Climbing relies on good footwork and good footwork relies on good shoes. There is a lot of technology involved in climbing shoe manufacture to aid your climbing experience. The top climbing shoe manufacturers use a variety of quality rubbers, no rubber is better than any other, but the rubbers used have different properties which operate better at different temperatures. The main thing is to keep the rubber soles of your shoes clean, this will keep them sticky.
How long should climbing shoes last?
Some rubbers are soft. This means they will wear quicker, but poor footwork will wear your shoes very quickly. I go through a pair a year using them about 3 times a week, but like anything, the more you use it the more wear it gets. With age, all rubbers will loose their properties, they become hard and inflexible and they won’t stick.

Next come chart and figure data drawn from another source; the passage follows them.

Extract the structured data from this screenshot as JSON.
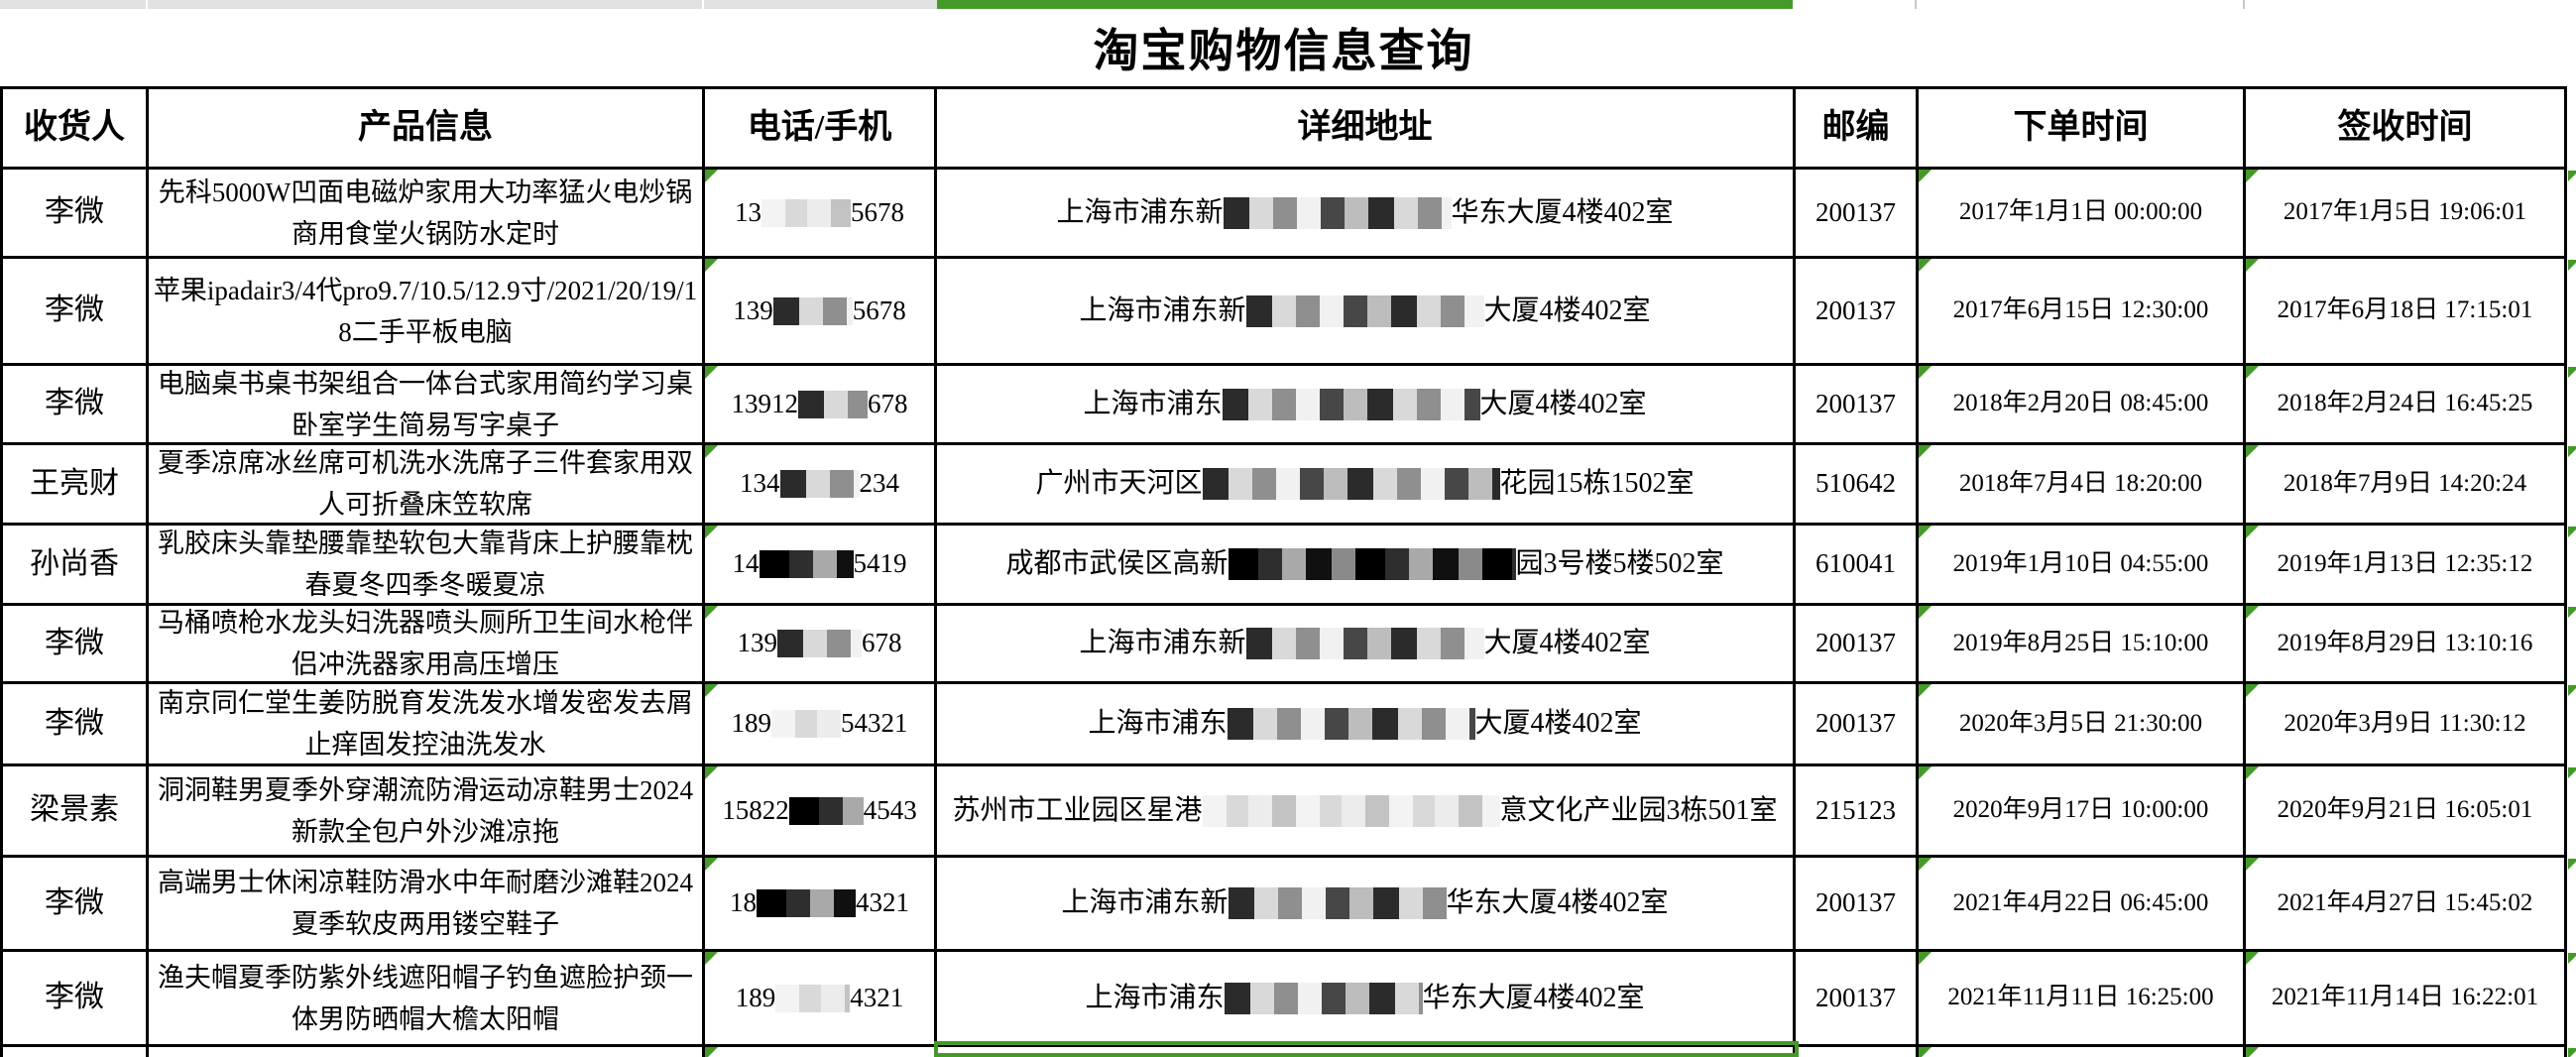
{
  "title": "淘宝购物信息查询",
  "columns": [
    "收货人",
    "产品信息",
    "电话/手机",
    "详细地址",
    "邮编",
    "下单时间",
    "签收时间"
  ],
  "rows": [
    {
      "name": "李微",
      "product": "先科5000W凹面电磁炉家用大功率猛火电炒锅商用食堂火锅防水定时",
      "phone": [
        {
          "t": "13"
        },
        {
          "m": 90,
          "v": "light"
        },
        {
          "t": "5678"
        }
      ],
      "address": [
        {
          "t": "上海市浦东新"
        },
        {
          "m": 230,
          "v": "mix"
        },
        {
          "t": "华东大厦4楼402室"
        }
      ],
      "zip": "200137",
      "order_time": "2017年1月1日 00:00:00",
      "sign_time": "2017年1月5日 19:06:01"
    },
    {
      "name": "李微",
      "product": "苹果ipadair3/4代pro9.7/10.5/12.9寸/2021/20/19/18二手平板电脑",
      "phone": [
        {
          "t": "139"
        },
        {
          "m": 80,
          "v": "mix"
        },
        {
          "t": "5678"
        }
      ],
      "address": [
        {
          "t": "上海市浦东新"
        },
        {
          "m": 240,
          "v": "mix"
        },
        {
          "t": "大厦4楼402室"
        }
      ],
      "zip": "200137",
      "order_time": "2017年6月15日 12:30:00",
      "sign_time": "2017年6月18日 17:15:01"
    },
    {
      "name": "李微",
      "product": "电脑桌书桌书架组合一体台式家用简约学习桌卧室学生简易写字桌子",
      "phone": [
        {
          "t": "13912"
        },
        {
          "m": 70,
          "v": "mix"
        },
        {
          "t": "678"
        }
      ],
      "address": [
        {
          "t": "上海市浦东"
        },
        {
          "m": 260,
          "v": "mix"
        },
        {
          "t": "大厦4楼402室"
        }
      ],
      "zip": "200137",
      "order_time": "2018年2月20日 08:45:00",
      "sign_time": "2018年2月24日 16:45:25"
    },
    {
      "name": "王亮财",
      "product": "夏季凉席冰丝席可机洗水洗席子三件套家用双人可折叠床笠软席",
      "phone": [
        {
          "t": "134"
        },
        {
          "m": 80,
          "v": "mix"
        },
        {
          "t": "234"
        }
      ],
      "address": [
        {
          "t": "广州市天河区"
        },
        {
          "m": 300,
          "v": "mix"
        },
        {
          "t": "花园15栋1502室"
        }
      ],
      "zip": "510642",
      "order_time": "2018年7月4日 18:20:00",
      "sign_time": "2018年7月9日 14:20:24"
    },
    {
      "name": "孙尚香",
      "product": "乳胶床头靠垫腰靠垫软包大靠背床上护腰靠枕春夏冬四季冬暖夏凉",
      "phone": [
        {
          "t": "14"
        },
        {
          "m": 95,
          "v": "dark"
        },
        {
          "t": "5419"
        }
      ],
      "address": [
        {
          "t": "成都市武侯区高新"
        },
        {
          "m": 290,
          "v": "dark"
        },
        {
          "t": "园3号楼5楼502室"
        }
      ],
      "zip": "610041",
      "order_time": "2019年1月10日 04:55:00",
      "sign_time": "2019年1月13日 12:35:12"
    },
    {
      "name": "李微",
      "product": "马桶喷枪水龙头妇洗器喷头厕所卫生间水枪伴侣冲洗器家用高压增压",
      "phone": [
        {
          "t": "139"
        },
        {
          "m": 85,
          "v": "mix"
        },
        {
          "t": "678"
        }
      ],
      "address": [
        {
          "t": "上海市浦东新"
        },
        {
          "m": 240,
          "v": "mix"
        },
        {
          "t": "大厦4楼402室"
        }
      ],
      "zip": "200137",
      "order_time": "2019年8月25日 15:10:00",
      "sign_time": "2019年8月29日 13:10:16"
    },
    {
      "name": "李微",
      "product": "南京同仁堂生姜防脱育发洗发水增发密发去屑止痒固发控油洗发水",
      "phone": [
        {
          "t": "189"
        },
        {
          "m": 70,
          "v": "light"
        },
        {
          "t": "54321"
        }
      ],
      "address": [
        {
          "t": "上海市浦东"
        },
        {
          "m": 250,
          "v": "mix"
        },
        {
          "t": "大厦4楼402室"
        }
      ],
      "zip": "200137",
      "order_time": "2020年3月5日 21:30:00",
      "sign_time": "2020年3月9日 11:30:12"
    },
    {
      "name": "梁景素",
      "product": "洞洞鞋男夏季外穿潮流防滑运动凉鞋男士2024新款全包户外沙滩凉拖",
      "phone": [
        {
          "t": "15822"
        },
        {
          "m": 75,
          "v": "dark"
        },
        {
          "t": "4543"
        }
      ],
      "address": [
        {
          "t": "苏州市工业园区星港"
        },
        {
          "m": 300,
          "v": "light"
        },
        {
          "t": "意文化产业园3栋501室"
        }
      ],
      "zip": "215123",
      "order_time": "2020年9月17日 10:00:00",
      "sign_time": "2020年9月21日 16:05:01"
    },
    {
      "name": "李微",
      "product": "高端男士休闲凉鞋防滑水中年耐磨沙滩鞋2024夏季软皮两用镂空鞋子",
      "phone": [
        {
          "t": "18"
        },
        {
          "m": 100,
          "v": "dark"
        },
        {
          "t": "4321"
        }
      ],
      "address": [
        {
          "t": "上海市浦东新"
        },
        {
          "m": 220,
          "v": "mix"
        },
        {
          "t": "华东大厦4楼402室"
        }
      ],
      "zip": "200137",
      "order_time": "2021年4月22日 06:45:00",
      "sign_time": "2021年4月27日 15:45:02"
    },
    {
      "name": "李微",
      "product": "渔夫帽夏季防紫外线遮阳帽子钓鱼遮脸护颈一体男防晒帽大檐太阳帽",
      "phone": [
        {
          "t": "189"
        },
        {
          "m": 75,
          "v": "light"
        },
        {
          "t": "4321"
        }
      ],
      "address": [
        {
          "t": "上海市浦东"
        },
        {
          "m": 200,
          "v": "mix"
        },
        {
          "t": "华东大厦4楼402室"
        }
      ],
      "zip": "200137",
      "order_time": "2021年11月11日 16:25:00",
      "sign_time": "2021年11月14日 16:22:01"
    }
  ],
  "flags": {
    "error_triangle_columns": [
      "电话/手机",
      "下单时间",
      "签收时间"
    ],
    "partial_row_selection_column": "详细地址"
  },
  "colors": {
    "accent_green": "#449a28",
    "grid_border": "#000000",
    "top_strip_gray": "#e2e2e2",
    "top_strip_line": "#c9c9c9"
  }
}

It is not only the sole that wears. Over time the uppers loose their strength and the shoe does not support your foot as well so there is less power generated through your feet.
Do climbing shoes have to hurt?
Your shoes should not be painful to wear, they might be tight, they might pinch, but they should not HURT. There are more than 5 well known brands of climbing shoe distributed throughout the UK, for example Boreal, Scarpa, Evolv, Spotiva and Tenaya. These brands between them probably produce 50 styles of climbing shoe. The game is to find the shoe that fits your foot like a slipper. From all these shoes I have only found 2 styles, which are from 2 different manufacturers, that fit me. If the shoe hurts it is the wrong style for you.
The importance of getting a good fit
Shoe type is dictated by the style of climbing; rock type, steepness, time wearing the shoe, indoor or out, bouldering or routes, but no matter what style of climbing you are doing the main thing with your shoe is that it is comfortable and this is achieved by making sure it fits correctly.
- Heel – No baggy spots.
- Arch – Flat or raised arch, it shouldn’t squelch.
- Toe – Mortons toe (2nd toe longer than big toe)
- Toe box – No air gaps
- Foot – Symmetric (big toe bends inwards to other toes) or
- Asymmetric (big toe is inline with side of foot)
Female fit shoes – not just for girls
If it is called a female specific shoe and it fits – just wear it. Don’t be gender specific about your feet, female specific shoes have a slightly different cut. There are no male specific shoes, the rest are unisex.
Don’t get too bogged down with shoes. There are climbers wearing trainers that climb better than me, but a climbing shoe that is personal to you and not rented, will give you a better experience whilst climbing. Happy Feet, Happy Climbing.